1. A filter device for removing particles from a fluid, the filter device comprising:

a first member at least a portion of which is foraminous so as to have small holes;

a second member at least a portion of which is foraminous so as to have small holes; and

a fixed gap space between the first and second members which allows the fluid to flow across the fixed pap space from holes of the first member at the fixed gap space directly to holes of the second member at the fixed gap space,

wherein each one of the holes of the first member at the fixed gap space is offset from each one of the holes of the second member at the fixed gap space so that the fluid cannot flow across the fixed gap space from every one of the holes of the first member at the fixed gap space directly to everyone of the holes of the second member at the fixed gap space without shifting laterally in the fixed gap space.

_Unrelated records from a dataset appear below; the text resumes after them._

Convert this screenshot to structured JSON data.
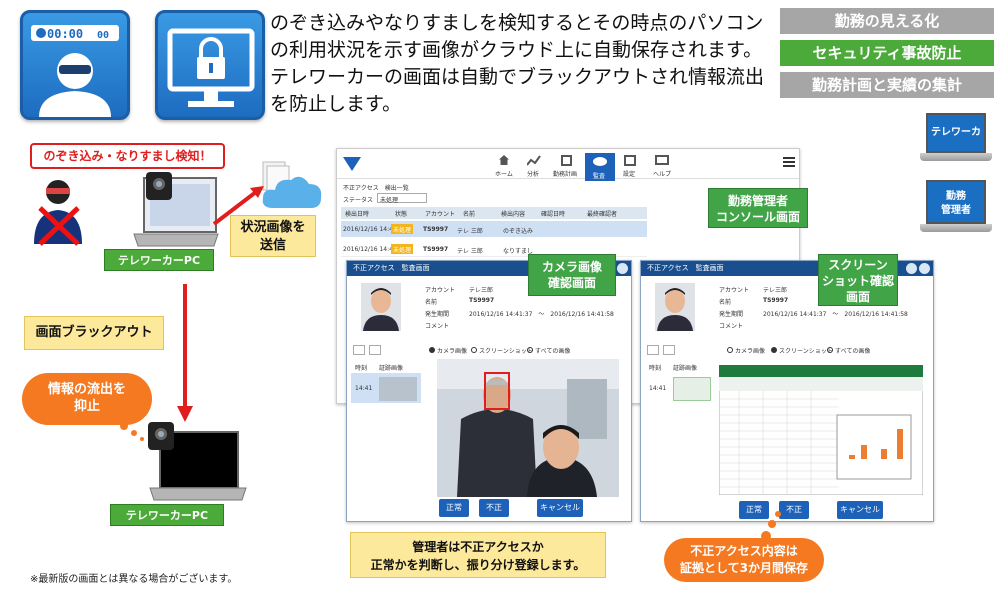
{
  "headline": "のぞき込みやなりすましを検知するとその時点のパソコンの利用状況を示す画像がクラウド上に自動保存されます。テレワーカーの画面は自動でブラックアウトされ情報流出を防止します。",
  "timer_icon": {
    "display": "00:00",
    "seconds": "00"
  },
  "tabs": [
    {
      "label": "勤務の見える化",
      "color": "#a6a6a6"
    },
    {
      "label": "セキュリティ事故防止",
      "color": "#4caa3a"
    },
    {
      "label": "勤務計画と実績の集計",
      "color": "#a6a6a6"
    }
  ],
  "right_laptops": {
    "telework": "テレワーカー",
    "manager": "勤務\n管理者"
  },
  "detect_alert": "のぞき込み・なりすまし検知！",
  "pc_label_top": "テレワーカーPC",
  "pc_label_bottom": "テレワーカーPC",
  "send_box": "状況画像を\n送信",
  "blackout_box": "画面ブラックアウト",
  "leak_bubble": "情報の流出を\n抑止",
  "console_label": "勤務管理者\nコンソール画面",
  "camera_label": "カメラ画像\n確認画面",
  "screenshot_label": "スクリーン\nショット確認\n画面",
  "admin_box": "管理者は不正アクセスか\n正常かを判断し、振り分け登録します。",
  "evidence_bubble": "不正アクセス内容は\n証拠として3か月間保存",
  "footnote": "※最新版の画面とは異なる場合がございます。",
  "console": {
    "nav": [
      "ホーム",
      "分析",
      "勤務計画",
      "監査",
      "設定",
      "ヘルプ"
    ],
    "breadcrumb": "不正アクセス　検出一覧",
    "filter_label": "ステータス",
    "filter_value": "未処理",
    "columns": [
      "検出日時",
      "状態",
      "アカウント",
      "名前",
      "検出内容",
      "確認日時",
      "最終確認者"
    ],
    "rows": [
      {
        "time": "2016/12/16 14:41:37",
        "status": "未処理",
        "id": "TS9997",
        "name": "テレ 三郎",
        "kind": "のぞき込み"
      },
      {
        "time": "2016/12/16 14:40:26",
        "status": "未処理",
        "id": "TS9997",
        "name": "テレ 三郎",
        "kind": "なりすまし"
      }
    ]
  },
  "dialog": {
    "title": "不正アクセス　監査画面",
    "account_label": "アカウント",
    "account_value": "テレ三郎",
    "name_label": "名前",
    "name_value": "TS9997",
    "time_label": "発生期間",
    "time_value": "2016/12/16 14:41:37　〜　2016/12/16 14:41:58",
    "comment_label": "コメント",
    "radio": [
      "カメラ画像",
      "スクリーンショット",
      "すべての画像"
    ],
    "col_time": "時刻",
    "col_evidence": "証跡画像",
    "row_time": "14:41",
    "btn_ok": "正常",
    "btn_ng": "不正",
    "btn_cancel": "キャンセル"
  }
}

2. The filter device of claim 1 wherein said filter device further comprises a fixed gap layer between said first member and second member in the non-foraminous area of the filter and the fixed gap space is between said first member and second member in the non-foraminous area of the filter.

3. The filter device of claim 1 wherein the fixed gap space is a space between said first and second members that is less than the diameter of the individual foramini of said first member and said second member in order to determine the size of particles removed from the fluid.

4. (canceled)

5. The filter device of claim 3 wherein the height of the gap space between the first member and the second member determines the size particle that will pass through the filter.

6. (canceled)

7. The filter device of claim 1 wherein the space between said first member and said second member is between 1 and 2 micrometers.

8. The filter device of claim 1 wherein the diameter of the holes of the first and second foraminous member are between 10 and 15 micrometers.

9. The filter device of claim 1 wherein the offset is between 10 and 30 micrometers.

10. The filter device of claim 1 wherein the holes of one of the first member and the second member are larger.

11. The filter device of claim 1 wherein said device is designed to operate at a pressure of between 60 and 100 pounds per square inch.

12. The filter device of claim 1 wherein at least one of the first member and the second member is reduced in thickness in the foraminous area of the member.

13. The filter device of claim 12 wherein the first member and a second member are adhered together such that the at least one reduced thickness area forms the gap space between the first member and the second member.

14. (canceled)

15. The filter of claim 1 wherein the first member and the second member comprise silicon wafers having thickness of between 50 and 1000 micrometers.

16. A method for fabrication of a filter comprising providing a first member, a second member, and a gap layer on said first layer, etching said first member to create a pattern of holes through said first member, attaching said second member to said gap layer, etching the second member to create a pattern of holes, removing at least a portion of the gap layer between the pattern of holes in said first member and the pattern of holes in the second member, wherein no holes in said first member are aligned with holes in the second layer and the gap between the layers is less than the diameter of the holes.

17. The method of claim 16, wherein said first member and second member are planar silicon members having a thickness of between 50 and 1,000 micrometers.

18. The method of claim 16, wherein said gap layer is between one and two micrometers thick.

19. The method of claim 17, wherein creation of the holes is carried out by deep reactive ion etching.

20. The method of claim 19, wherein the gap layer comprises silicon dioxide.

21. The method of claim 20, wherein the gap layer removal is by reactive ion etching.

22. The method of claim 16, wherein the hole diameter is between ten and fifteen micrometers.